Let’s have some fun with math. Buying a world-class AI training cluster with somewhere around 20 exaflops of FP16 oomph (and not including sparsity support for the matrices that are multiplied) costs north of $1 billion using Nvidia H100 GPUs these days. Renting capacity in a cloud for three years multiplies that cost by a factor of 2.5X. That’s all in, including the network and compute and local storage for the cluster nodes but not any external, high capacity and high performance file system storage. It costs somewhere between $20 million and $50 million to develop a new chip that is pretty modest in scope. But let’s say it is a lot more than that. But there is a lot more than building an AI system than designing a matrix engine and handing it to TSMC.

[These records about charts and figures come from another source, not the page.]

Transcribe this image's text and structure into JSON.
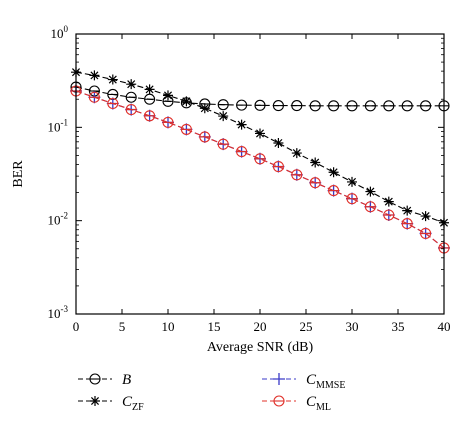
{
  "chart_data": {
    "type": "line",
    "title": "",
    "xlabel": "Average SNR (dB)",
    "ylabel": "BER",
    "xlim": [
      0,
      40
    ],
    "ylim": [
      0.001,
      1
    ],
    "yscale": "log",
    "grid": false,
    "legend_placement": "bottom",
    "x_ticks": [
      "0",
      "5",
      "10",
      "15",
      "20",
      "25",
      "30",
      "35",
      "40"
    ],
    "y_ticks": [
      {
        "base": "10",
        "exp": "0"
      },
      {
        "base": "10",
        "exp": "-1"
      },
      {
        "base": "10",
        "exp": "-2"
      },
      {
        "base": "10",
        "exp": "-3"
      }
    ],
    "x": [
      0,
      2,
      4,
      6,
      8,
      10,
      12,
      14,
      16,
      18,
      20,
      22,
      24,
      26,
      28,
      30,
      32,
      34,
      36,
      38,
      40
    ],
    "series": [
      {
        "name": "B",
        "name_main": "B",
        "name_sub": "",
        "marker": "circle",
        "line": "dashed",
        "color": "#000000",
        "values": [
          0.27,
          0.245,
          0.225,
          0.21,
          0.2,
          0.19,
          0.183,
          0.178,
          0.175,
          0.173,
          0.172,
          0.171,
          0.171,
          0.17,
          0.17,
          0.17,
          0.17,
          0.17,
          0.17,
          0.17,
          0.17
        ]
      },
      {
        "name": "CZF",
        "name_main": "C",
        "name_sub": "ZF",
        "marker": "asterisk",
        "line": "dashed",
        "color": "#000000",
        "values": [
          0.39,
          0.36,
          0.325,
          0.29,
          0.255,
          0.22,
          0.19,
          0.16,
          0.132,
          0.107,
          0.086,
          0.068,
          0.053,
          0.042,
          0.033,
          0.026,
          0.0205,
          0.016,
          0.0128,
          0.0112,
          0.0095
        ]
      },
      {
        "name": "CMMSE",
        "name_main": "C",
        "name_sub": "MMSE",
        "marker": "plus",
        "line": "dashed",
        "color": "#3a3ac8",
        "values": [
          0.245,
          0.21,
          0.18,
          0.155,
          0.133,
          0.113,
          0.095,
          0.079,
          0.066,
          0.055,
          0.046,
          0.038,
          0.031,
          0.0255,
          0.021,
          0.0172,
          0.0141,
          0.0115,
          0.0093,
          0.0073,
          0.0051
        ]
      },
      {
        "name": "CML",
        "name_main": "C",
        "name_sub": "ML",
        "marker": "circle",
        "line": "dashed",
        "color": "#e0302a",
        "values": [
          0.245,
          0.21,
          0.18,
          0.155,
          0.133,
          0.113,
          0.095,
          0.079,
          0.066,
          0.055,
          0.046,
          0.038,
          0.031,
          0.0255,
          0.021,
          0.0172,
          0.0141,
          0.0115,
          0.0093,
          0.0073,
          0.0051
        ]
      }
    ]
  }
}
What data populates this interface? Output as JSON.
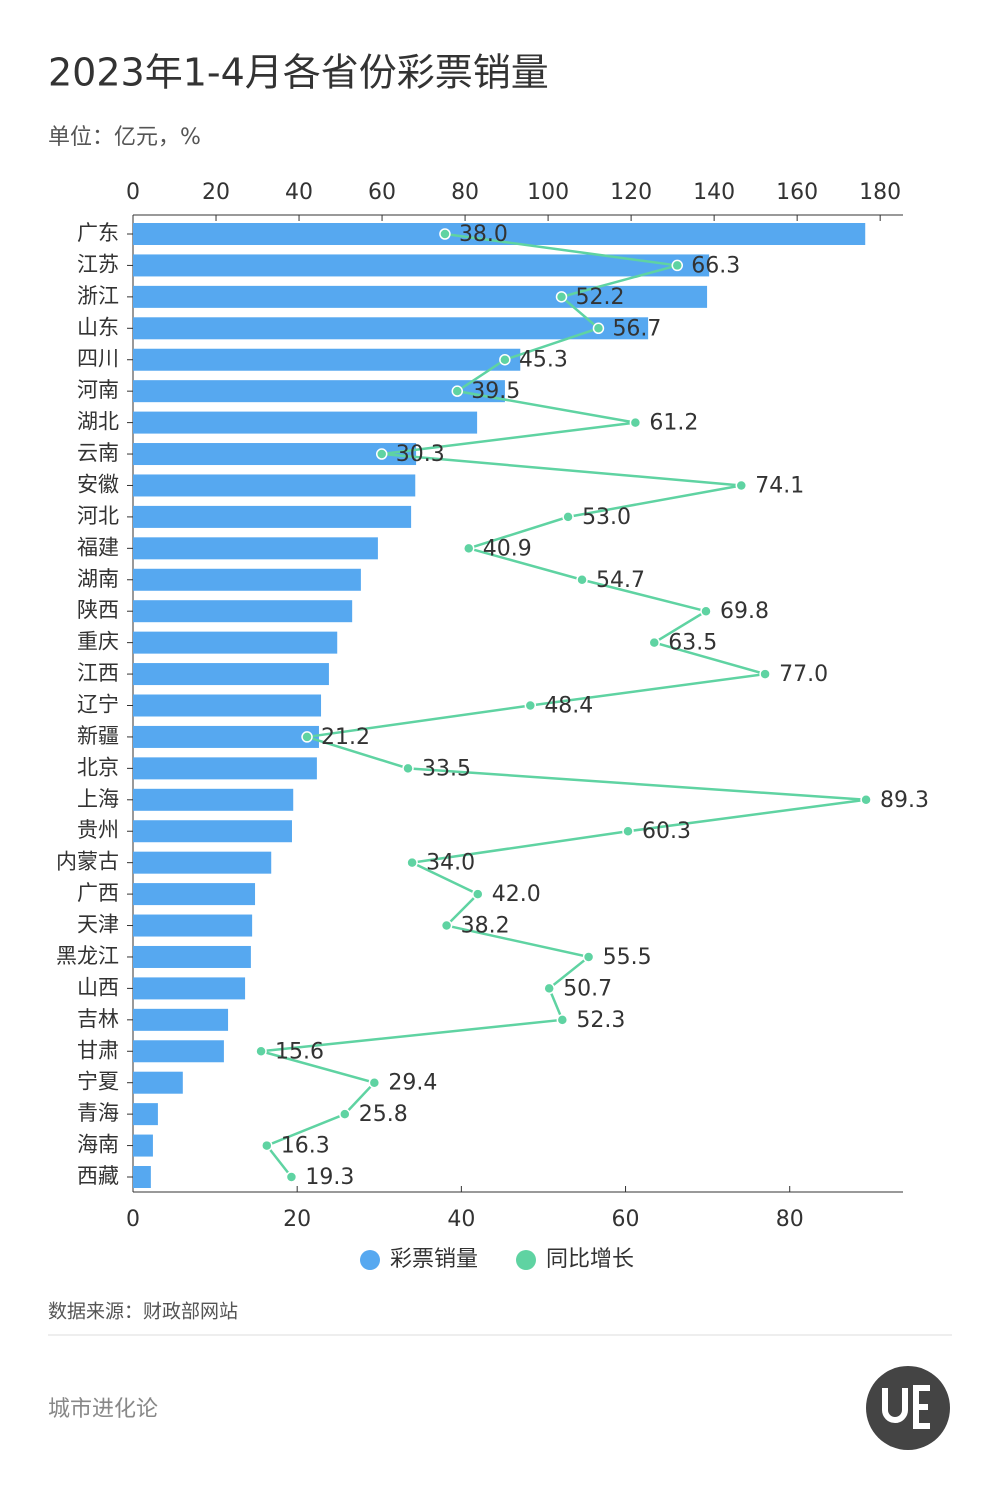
{
  "chart_data": {
    "type": "bar",
    "title": "2023年1-4月各省份彩票销量",
    "subtitle": "单位：亿元，%",
    "categories": [
      "广东",
      "江苏",
      "浙江",
      "山东",
      "四川",
      "河南",
      "湖北",
      "云南",
      "安徽",
      "河北",
      "福建",
      "湖南",
      "陕西",
      "重庆",
      "江西",
      "辽宁",
      "新疆",
      "北京",
      "上海",
      "贵州",
      "内蒙古",
      "广西",
      "天津",
      "黑龙江",
      "山西",
      "吉林",
      "甘肃",
      "宁夏",
      "青海",
      "海南",
      "西藏"
    ],
    "xlim": [
      0,
      185.5
    ],
    "xticks": [
      0,
      20,
      40,
      60,
      80,
      100,
      120,
      140,
      160,
      180
    ],
    "x2lim": [
      0,
      93.8
    ],
    "x2ticks": [
      0,
      20,
      40,
      60,
      80
    ],
    "series": [
      {
        "name": "彩票销量",
        "color": "#56a8f0",
        "values": [
          176.4,
          138.8,
          138.3,
          124.1,
          93.3,
          89.6,
          82.9,
          68.2,
          68.0,
          67.0,
          59.0,
          54.9,
          52.8,
          49.2,
          47.2,
          45.3,
          44.8,
          44.3,
          38.6,
          38.3,
          33.3,
          29.4,
          28.7,
          28.4,
          27.0,
          22.9,
          21.9,
          12.0,
          6.0,
          4.8,
          4.3
        ]
      },
      {
        "name": "同比增长",
        "color": "#5fd3a2",
        "type": "line",
        "axis": "x2",
        "values": [
          38.0,
          66.3,
          52.2,
          56.7,
          45.3,
          39.5,
          61.2,
          30.3,
          74.1,
          53.0,
          40.9,
          54.7,
          69.8,
          63.5,
          77.0,
          48.4,
          21.2,
          33.5,
          89.3,
          60.3,
          34.0,
          42.0,
          38.2,
          55.5,
          50.7,
          52.3,
          15.6,
          29.4,
          25.8,
          16.3,
          19.3
        ],
        "value_labels": [
          "38.0",
          "66.3",
          "52.2",
          "56.7",
          "45.3",
          "39.5",
          "61.2",
          "30.3",
          "74.1",
          "53.0",
          "40.9",
          "54.7",
          "69.8",
          "63.5",
          "77.0",
          "48.4",
          "21.2",
          "33.5",
          "89.3",
          "60.3",
          "34.0",
          "42.0",
          "38.2",
          "55.5",
          "50.7",
          "52.3",
          "15.6",
          "29.4",
          "25.8",
          "16.3",
          "19.3"
        ]
      }
    ],
    "source": "数据来源：财政部网站",
    "brand": "城市进化论"
  }
}
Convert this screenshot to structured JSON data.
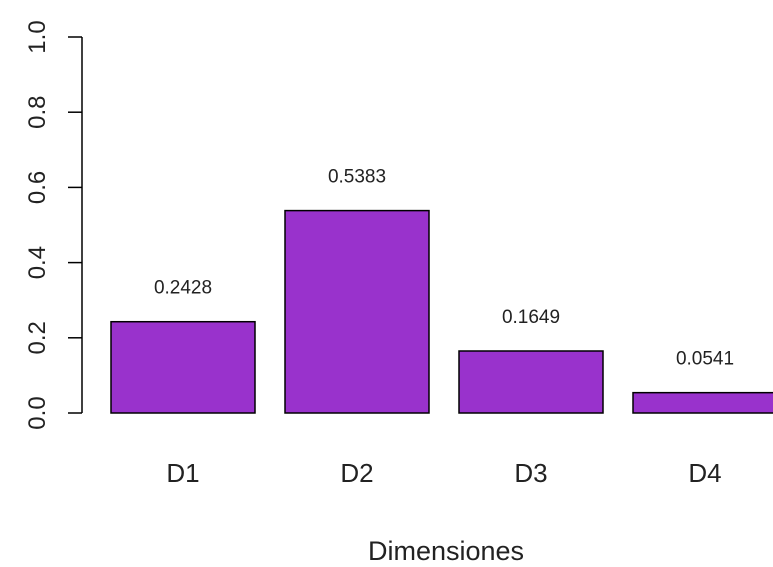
{
  "chart_data": {
    "type": "bar",
    "categories": [
      "D1",
      "D2",
      "D3",
      "D4"
    ],
    "values": [
      0.2428,
      0.5383,
      0.1649,
      0.0541
    ],
    "data_labels": [
      "0.2428",
      "0.5383",
      "0.1649",
      "0.0541"
    ],
    "xlabel": "Dimensiones",
    "ylabel": "",
    "ylim": [
      0,
      1
    ],
    "yticks": [
      0,
      0.2,
      0.4,
      0.6,
      0.8,
      1
    ],
    "ytick_labels": [
      "0.0",
      "0.2",
      "0.4",
      "0.6",
      "0.8",
      "1.0"
    ],
    "grid": false,
    "legend": "none",
    "bar_color": "#9932CC",
    "bar_edge_color": "#000000"
  }
}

It probably costs the cloud builders close to $300,000 to buy an eight-GPU node based on Hopper H100s with its portion of the InfiniBand network (NICs, cables, and switches) apportioned to it. That assumed NVSwitch interconnects across the nodes. (That’s a lot cheaper than you can buy it with single-unit quantities.) You can have a smaller node with only two or four GPUs and use direct NVLink ports between those GPUs, but your shared memory domain is smaller. This has the virtue of being cheaper, but the size of the shared memory is smaller and that affects model training performance and scale.
That same eight-GPU node will rent for $2.6 million on demand and for $1.1 million reserved over three years at AWS and probably in the same ballpark at Microsoft Azure and Google Cloud. Therefore, if OpenAI can build its systems for anything less than $500,000 a pop – all-in on all costs – it would cut its IT bill by more than half and take control of its fate at the same time. Cutting its IT bill in half doubles its model size. Cutting it by three quarters quadruples it. This is important in an market where model sizes are doubling every two to three months.
It is important to remember that OpenAI may also suffer its own fate if things go wrong with an AI chip design or its manufacturing and at that point, OpenAI would moved to the back of the line for GPU access from Nvidia and certainly further down the line with Microsoft, too.
So there is that to consider. And that is why all of the clouds and most of the hyperscalers will buy Nvidia GPUs as well as design and build their own accelerators and systems. They can’t afford to be caught flat-footed, either.